De operatie zelf is niet zo heel erg groot. Bij de operatie is meestal een kleine verdoving voldoende. Het kastje met de chip en de batterij wordt bij het sleutelbeen aan de voorzijde onder de huid aangebracht. De draden worden via bloedvaten bij het sleutelbeen in het hart geleid. Meestal wordt de pacemaker aan de linkerkant geïmplanteerd, maar dat kan ook aan de rechterkant. Bijvoorbeeld als de patiënt veel met zijn linkerarm doet. Soms wordt de pacemaker direct onder de huid geplaatst, maar soms ook onder de borstspier. De pacemaker wordt na de operatie doorgemeten. De operatie duurt ongeveer een uur.

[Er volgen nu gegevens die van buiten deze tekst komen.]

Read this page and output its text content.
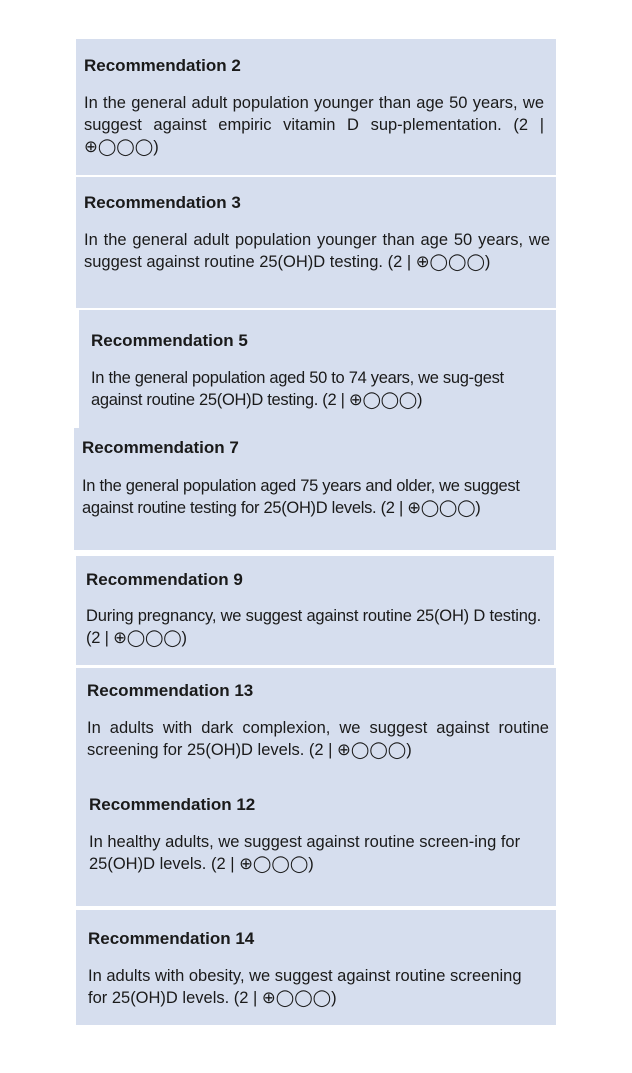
Recommendation 2

In the general adult population younger than age 50 years, we suggest against empiric vitamin D sup-plementation. (2 | ⊕◯◯◯)

Recommendation 3

In the general adult population younger than age 50 years, we suggest against routine 25(OH)D testing. (2 | ⊕◯◯◯)

Recommendation 5

In the general population aged 50 to 74 years, we sug-gest against routine 25(OH)D testing. (2 | ⊕◯◯◯)

Recommendation 7

In the general population aged 75 years and older, we suggest against routine testing for 25(OH)D levels. (2 | ⊕◯◯◯)

Recommendation 9

During pregnancy, we suggest against routine 25(OH) D testing. (2 | ⊕◯◯◯)

Recommendation 13

In adults with dark complexion, we suggest against routine screening for 25(OH)D levels. (2 | ⊕◯◯◯)

Recommendation 12

In healthy adults, we suggest against routine screen-ing for 25(OH)D levels. (2 | ⊕◯◯◯)

Recommendation 14

In adults with obesity, we suggest against routine screening for 25(OH)D levels. (2 | ⊕◯◯◯)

Op de behandeltafel wordt de patiënt aangesloten op een ECG apparatuur. De patiënt krijgt ook een bloeddrukband om. Daarna desinfecteert de verpleegkundige het operatiegebeid en dit deel wordt volledig toegedekt met steriele doeken. Het hoofd van de patiënt blijft ongedekt. Tijdens de operatie maakt de cardioloog een snee, net onder het sleutelbeen. Daarna maakt hij onder de huid wat ruimte. Daar komt de pacemaker te zitten. Vervolgens legt de cardioloog een of meerdere draden in het hart. Met behulp van Röntgenapparatuur bepaalt de cardioloog of de draden op de juiste plek liggen. Als dit helemaal goed is gegaan worden de draden aangesloten aan de pacemaker. De pacemaker wordt in de pocket gelegd en de wond wordt daarna weer geheeld.

Na de operatie

Na de operatie blijft de patiënt nog 1 a 2 weken in het ziekenhuis. De patiënt zal bewaakt worden met een hartbewakingsapparatuur. Deze controleert hoe het hart en de pacemaker samenwerken. De plak waar de pacemaker is geïmplanteerd zal zeker nog een paar dagen gevoelig blijven. De elektrode kan je ook nog een paar dagen voelen zeker met bepaalde bewegingen met de borstkast, schouders en armen. Na de operatie

Verschijnselen van een ritmestoornis

  • Hartkloppingen
  • Overslaan van het hartritme
  • Bonzend hart
  • Pijn of druk op de borst
  • Benauwdheid
  • Kortademigheid
  • Misselijkheid
  • Transpiratie
  • Duizeligheid
  • Hyperventileren
  • Buiten bewustzijn raken

Oorzaken hartritmestoornis

  • Aangeboren of erfelijke aritmie (abnormale veranderingen in het patroon en/of veranderingen in de snelheid van het normale hartritme).
  • Boezemfibrilleren als gevolg van ouderdom
  • Boezemfibrilleren door overmatig gebruik van koffie, drugs of alcohol
  • Overactiviteit van de schildklier
  • Na een hartinfarct, beschadiging van hartweefsel

Let dus goed op je lichaam. Het is belangrijk dat je gezond leeft. Toch is dit niet alles. Ook met gezond leven kan je aandoeningen krijgen aan je hart. Maar alsnog scheelt het als je gezond leeft.